Lobbying including lifting US sanctions and avoiding establishment of a court to try war crimes was part of the brief in the original $3.7 million, two-year contract government signed with California-based Gainful Solutions on April 2.
The new document was signed on May 3 and published on the US Justice Department website. It did not specify a fee.
Its stated aims are to improve economic and political relations between Juba and Washington, but regional observers are sceptical the essence of the contract has changed.
“I’m doubtful the revised contract means any substantive change to the lobbying deal,” Klem Ryan, former co-ordinator of the UN Security Council Panel of Experts for South Sudan, told Reuters.
“The rewording seems to be a response to negative publicity both the South Sudanese government and those associated with Gainful Solutions received, but not a rejection of lobbying efforts.”
Rights groups accuse government of paying to avoid justice.
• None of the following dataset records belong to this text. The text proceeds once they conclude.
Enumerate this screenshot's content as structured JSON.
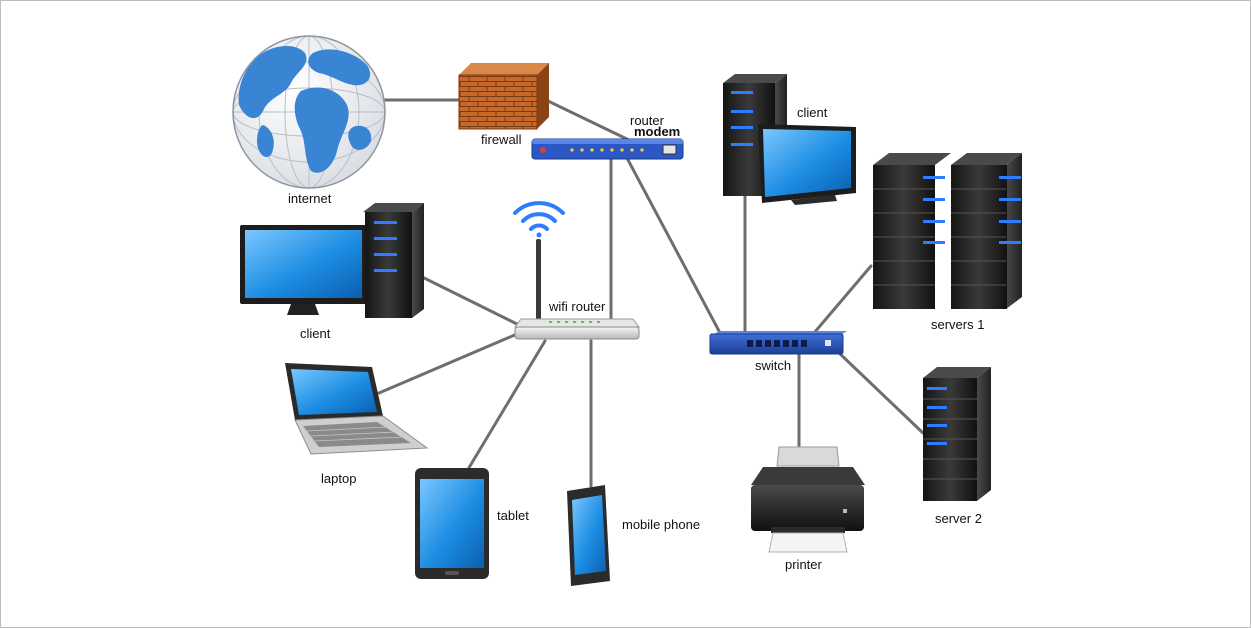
{
  "labels": {
    "internet": "internet",
    "firewall": "firewall",
    "router": "router",
    "modem": "modem",
    "client_top": "client",
    "client_left": "client",
    "servers_1": "servers 1",
    "wifi_router": "wifi router",
    "switch": "switch",
    "laptop": "laptop",
    "tablet": "tablet",
    "mobile_phone": "mobile phone",
    "printer": "printer",
    "server_2": "server 2"
  },
  "colors": {
    "cable": "#6e6e6e",
    "screen_blue": "#1e8fe0",
    "device_dark": "#262626",
    "led_blue": "#2f7dff",
    "router_blue": "#2b58c4",
    "brick": "#b25a1e",
    "globe_land": "#3a84d4"
  },
  "icons": [
    "globe-icon",
    "firewall-icon",
    "modem-router-icon",
    "wifi-signal-icon",
    "wifi-router-icon",
    "switch-icon",
    "desktop-client-icon",
    "client-tower-monitor-icon",
    "server-rack-icon",
    "laptop-icon",
    "tablet-icon",
    "mobile-phone-icon",
    "printer-icon"
  ]
}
The new contract is “a slap in the face of victims of the horrific crimes committed in South Sudan,” said Elise Keppler, associate director of US-based Human Rights Watch.
Government did not respond to requests for comment on the old or new contract.
Gainful Solutions, which lists former US ambassador Michael Ranneberger as a partner, said “the scope of work and priorities” were not accurately addressed in the original contract.
Washington slapped sanctions on individual South Sudanese military and political figures and imposed an arms embargo in January.
The US Justice Department requires lobbyists acting on behalf of foreign agents to register the relationship.